Getting Goggles to Grenada

Reprint Courtesy of Cambridge Times

By Bill Doucet, Times Staff 

http://www.cambridgetimes.ca/sports/article/1294728--getting-goggles-to-grenada

Former Aquajets coach spearheads overseas donations

Leave it to the Cambridge Aquajets to make a splash in the Caribbean.

Of course, it took one of their alumna to get the process flowing, as former coach Kristine Deacon asked the team to donate any gently used or forgotten swim accessories to primary age school kids in Grenada.

Deacon, who works as a capacity support officer for the Commonwealth Games Canada International Development through Sport program on the southern Caribbean island, thought of the Cambridge fundraiser while working with the Ministry of Youth Empowerment in Sports’ swim program for the students, who are under the age of 12.

The program provides partial government funding to teach kids, who may not otherwise get the coaching, to swim.

“Grenada is considered a developing country, so there are a lot of students that come from families where the money wouldn’t be possible to learn how to swim at a club level,” said the 24-year-old Cambridge native, who works closely with the Grenada Olympic Committee, and helps with coaching and sports development on the island.

Most of the children that Deacon helps teach don’t have proper swim accessories, so Deacon decided to call Aquajets coach Ron Campbell and pitched the idea to him, which she called Goggles for Grenada.

Campbell challenged the Aquajets to bring in as much swimwear as possible, which Deacon would bring back to the country after her Christmas vacation back in Cambridge. She’d been in Grenada since April 18, 2011.

Campbell’s rallying cry worked.

“I was blown away with what the club was able to get,” Deacon said.

“There was goggles and caps, fins, bathing suits, even t-shirts. I was amazed at what they’d been able to do.

“It was great to see the community I grew up in giving to a great cause in Grenada.”

In fact, the club donated about 30 pairs of goggles, six bathing suits, one pair of fins, 20 bathing caps and club t-shirts. Deacon couldn’t bring them all back herself and her father brought the rest on a visit to see his daughter.

Deacon said the donation might not seem like much, but to the kids, it was like giving them gold.

“In Canada, growing up as a swimmer my whole life, you think of a pair of goggles as just a pair of goggles,” she explained, noting how hard it is to swim in the chlorine without them.

“The swimmers down here may not just have the money to get it. It doesn’t seem like a lot, but I think it will leave a lasting impact.”

Deacon admitted that every little bit helps, as the kids are already at a disadvantage, swimming in a 25-yard pool that still isn’t fully repaired from the damage it received at the hands of Hurricane Ivan in 2004. And it’s not like they can go to another pool, as it is the only one on the island of 100,000 people.

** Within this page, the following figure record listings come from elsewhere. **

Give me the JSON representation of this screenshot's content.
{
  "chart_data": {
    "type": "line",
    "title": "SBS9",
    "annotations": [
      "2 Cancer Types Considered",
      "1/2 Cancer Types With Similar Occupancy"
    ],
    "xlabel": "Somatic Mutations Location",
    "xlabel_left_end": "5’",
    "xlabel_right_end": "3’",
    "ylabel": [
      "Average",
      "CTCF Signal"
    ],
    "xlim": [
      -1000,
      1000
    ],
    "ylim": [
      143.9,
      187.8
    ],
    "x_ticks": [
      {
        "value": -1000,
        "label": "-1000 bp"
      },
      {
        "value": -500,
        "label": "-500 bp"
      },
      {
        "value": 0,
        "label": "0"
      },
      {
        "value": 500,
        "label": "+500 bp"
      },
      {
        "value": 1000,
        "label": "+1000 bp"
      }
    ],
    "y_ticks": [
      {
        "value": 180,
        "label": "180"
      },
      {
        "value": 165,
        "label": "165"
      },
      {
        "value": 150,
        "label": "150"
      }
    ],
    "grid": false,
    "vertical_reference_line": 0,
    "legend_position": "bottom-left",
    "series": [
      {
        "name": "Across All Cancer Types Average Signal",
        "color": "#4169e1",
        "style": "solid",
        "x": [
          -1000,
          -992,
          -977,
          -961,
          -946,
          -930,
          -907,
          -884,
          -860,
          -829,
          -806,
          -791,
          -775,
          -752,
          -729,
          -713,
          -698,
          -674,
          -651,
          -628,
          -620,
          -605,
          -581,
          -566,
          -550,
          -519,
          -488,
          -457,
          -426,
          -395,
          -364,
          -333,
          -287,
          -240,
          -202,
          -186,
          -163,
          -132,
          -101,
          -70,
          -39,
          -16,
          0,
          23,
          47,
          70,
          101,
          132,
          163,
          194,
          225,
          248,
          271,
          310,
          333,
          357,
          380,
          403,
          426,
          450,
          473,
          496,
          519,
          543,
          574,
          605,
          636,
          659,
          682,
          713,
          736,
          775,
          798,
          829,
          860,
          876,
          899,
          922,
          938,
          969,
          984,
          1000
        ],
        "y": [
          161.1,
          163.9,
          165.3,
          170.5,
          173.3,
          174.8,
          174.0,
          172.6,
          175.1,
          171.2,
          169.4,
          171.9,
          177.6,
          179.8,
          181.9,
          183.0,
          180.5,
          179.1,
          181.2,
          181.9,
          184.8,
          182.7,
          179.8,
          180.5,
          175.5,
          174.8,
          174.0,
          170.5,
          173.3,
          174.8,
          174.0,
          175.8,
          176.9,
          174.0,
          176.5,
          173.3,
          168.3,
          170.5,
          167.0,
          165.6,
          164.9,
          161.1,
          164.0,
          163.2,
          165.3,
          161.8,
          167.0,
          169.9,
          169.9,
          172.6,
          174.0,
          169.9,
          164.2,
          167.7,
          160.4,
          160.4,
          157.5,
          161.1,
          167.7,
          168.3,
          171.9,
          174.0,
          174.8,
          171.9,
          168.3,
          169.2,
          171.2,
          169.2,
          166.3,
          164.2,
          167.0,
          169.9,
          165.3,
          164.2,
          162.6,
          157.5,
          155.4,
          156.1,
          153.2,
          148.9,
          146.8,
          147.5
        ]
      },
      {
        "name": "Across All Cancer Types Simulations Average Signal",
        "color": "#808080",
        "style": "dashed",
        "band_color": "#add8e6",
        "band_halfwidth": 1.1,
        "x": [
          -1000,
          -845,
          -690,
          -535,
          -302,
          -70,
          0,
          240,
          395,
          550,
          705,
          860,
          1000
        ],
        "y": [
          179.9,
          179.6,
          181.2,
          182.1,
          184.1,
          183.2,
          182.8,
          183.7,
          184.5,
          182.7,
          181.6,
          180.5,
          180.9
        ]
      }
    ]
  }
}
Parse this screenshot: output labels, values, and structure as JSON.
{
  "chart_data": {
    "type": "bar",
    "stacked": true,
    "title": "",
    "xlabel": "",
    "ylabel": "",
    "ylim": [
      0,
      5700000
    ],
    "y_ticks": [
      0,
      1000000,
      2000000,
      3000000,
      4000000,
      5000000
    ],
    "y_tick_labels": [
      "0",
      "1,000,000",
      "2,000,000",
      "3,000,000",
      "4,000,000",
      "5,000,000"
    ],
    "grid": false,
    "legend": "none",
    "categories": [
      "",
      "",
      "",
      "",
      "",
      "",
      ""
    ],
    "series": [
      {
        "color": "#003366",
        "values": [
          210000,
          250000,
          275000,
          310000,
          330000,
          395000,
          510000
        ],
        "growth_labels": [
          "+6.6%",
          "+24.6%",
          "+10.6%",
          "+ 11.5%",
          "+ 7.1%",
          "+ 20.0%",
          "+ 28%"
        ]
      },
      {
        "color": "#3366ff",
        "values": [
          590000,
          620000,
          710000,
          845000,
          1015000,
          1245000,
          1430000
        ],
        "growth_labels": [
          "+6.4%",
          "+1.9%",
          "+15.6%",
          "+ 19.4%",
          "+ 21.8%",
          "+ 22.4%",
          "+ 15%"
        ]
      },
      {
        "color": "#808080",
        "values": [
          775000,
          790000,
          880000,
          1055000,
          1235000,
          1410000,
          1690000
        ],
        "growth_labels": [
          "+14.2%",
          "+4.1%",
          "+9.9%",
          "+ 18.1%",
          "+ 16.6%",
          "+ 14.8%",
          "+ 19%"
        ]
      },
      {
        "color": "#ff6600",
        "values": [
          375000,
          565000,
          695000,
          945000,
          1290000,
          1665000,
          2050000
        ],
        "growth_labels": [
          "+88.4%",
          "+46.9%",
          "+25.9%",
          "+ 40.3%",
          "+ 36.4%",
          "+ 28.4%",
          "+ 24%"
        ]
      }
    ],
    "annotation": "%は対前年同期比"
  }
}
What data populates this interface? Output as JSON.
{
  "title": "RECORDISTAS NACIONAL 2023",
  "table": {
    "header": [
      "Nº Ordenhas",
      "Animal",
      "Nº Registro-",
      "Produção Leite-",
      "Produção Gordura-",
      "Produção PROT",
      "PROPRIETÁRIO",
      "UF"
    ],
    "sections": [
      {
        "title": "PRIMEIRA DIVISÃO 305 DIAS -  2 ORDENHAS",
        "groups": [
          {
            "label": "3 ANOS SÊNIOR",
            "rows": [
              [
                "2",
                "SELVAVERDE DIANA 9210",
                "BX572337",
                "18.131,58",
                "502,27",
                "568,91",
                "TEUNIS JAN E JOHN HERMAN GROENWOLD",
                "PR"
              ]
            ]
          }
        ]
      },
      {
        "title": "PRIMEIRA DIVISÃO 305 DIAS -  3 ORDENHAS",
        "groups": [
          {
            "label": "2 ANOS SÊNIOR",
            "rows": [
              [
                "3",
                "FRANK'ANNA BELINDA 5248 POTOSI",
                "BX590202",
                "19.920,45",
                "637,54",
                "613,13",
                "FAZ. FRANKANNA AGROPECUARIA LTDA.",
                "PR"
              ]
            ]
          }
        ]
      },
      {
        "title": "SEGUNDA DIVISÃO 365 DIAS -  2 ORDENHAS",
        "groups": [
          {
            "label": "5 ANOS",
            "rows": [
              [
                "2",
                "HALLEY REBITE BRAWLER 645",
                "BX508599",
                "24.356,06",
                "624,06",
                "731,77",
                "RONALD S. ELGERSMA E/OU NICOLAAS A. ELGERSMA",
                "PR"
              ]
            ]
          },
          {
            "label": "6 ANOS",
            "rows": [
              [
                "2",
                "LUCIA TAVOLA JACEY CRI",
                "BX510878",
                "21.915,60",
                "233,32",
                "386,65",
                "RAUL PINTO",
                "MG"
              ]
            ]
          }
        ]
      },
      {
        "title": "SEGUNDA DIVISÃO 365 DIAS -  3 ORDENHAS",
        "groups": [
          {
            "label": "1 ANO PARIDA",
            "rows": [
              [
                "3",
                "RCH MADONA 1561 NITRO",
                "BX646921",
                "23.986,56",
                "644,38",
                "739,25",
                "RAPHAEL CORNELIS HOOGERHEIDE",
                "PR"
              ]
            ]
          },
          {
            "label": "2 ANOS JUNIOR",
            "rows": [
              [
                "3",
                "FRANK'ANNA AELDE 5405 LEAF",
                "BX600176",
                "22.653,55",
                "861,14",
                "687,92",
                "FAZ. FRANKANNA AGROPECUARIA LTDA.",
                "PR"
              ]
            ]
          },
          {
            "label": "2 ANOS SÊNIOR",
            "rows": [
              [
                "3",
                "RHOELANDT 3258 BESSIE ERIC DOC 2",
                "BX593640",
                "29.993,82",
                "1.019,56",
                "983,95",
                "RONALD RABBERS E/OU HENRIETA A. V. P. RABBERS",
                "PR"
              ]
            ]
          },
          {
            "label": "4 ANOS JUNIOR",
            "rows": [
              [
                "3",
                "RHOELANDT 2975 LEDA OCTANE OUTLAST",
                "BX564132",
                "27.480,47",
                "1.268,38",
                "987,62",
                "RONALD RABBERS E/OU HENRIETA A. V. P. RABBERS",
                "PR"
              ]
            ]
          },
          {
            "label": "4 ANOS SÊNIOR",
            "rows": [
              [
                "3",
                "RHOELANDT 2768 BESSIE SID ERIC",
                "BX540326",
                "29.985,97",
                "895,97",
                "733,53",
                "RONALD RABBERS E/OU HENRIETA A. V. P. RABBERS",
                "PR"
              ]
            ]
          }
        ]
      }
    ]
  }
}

“It’s doable, but it wouldn’t meet the standards of most countries. For the purpose of teaching younger swimmers, I think it’s fine. They make it work.”

Deacon said trying to help out her current community isn’t much of a stretch. She’s donated a lot of her time in Grenada, including helping coach a club team on Saturday morning, and teaching students from an all-girls’ school to swim Saturday afternoons on the beach.

Maybe that was one of the reasons the Commonwealth Games committee chose her as one of 15 post-secondary students for the internship after she graduated from Wilfrid Laurier University. The committee was looking for people in a field related to the internship, such as kinesiology or sports management. She was armed with a double degree in Canadian studies and global studies.

Looks like they made the right choice though.

“I always like to help other people, that’s my nature,” she said.

“I felt it was a great opportunity for the club to work together.”

Deacon’s internship ends on March 31, but starting Goggles for Grenada has inspired her to continue to help others in need, even when she’s in another career.

“There’s a need in many countries. I’ve been part of fundraisers in the past, as in high school we did a fundraiser for students in Kenya. So this is something I would definitely consider doing down the road,” she said.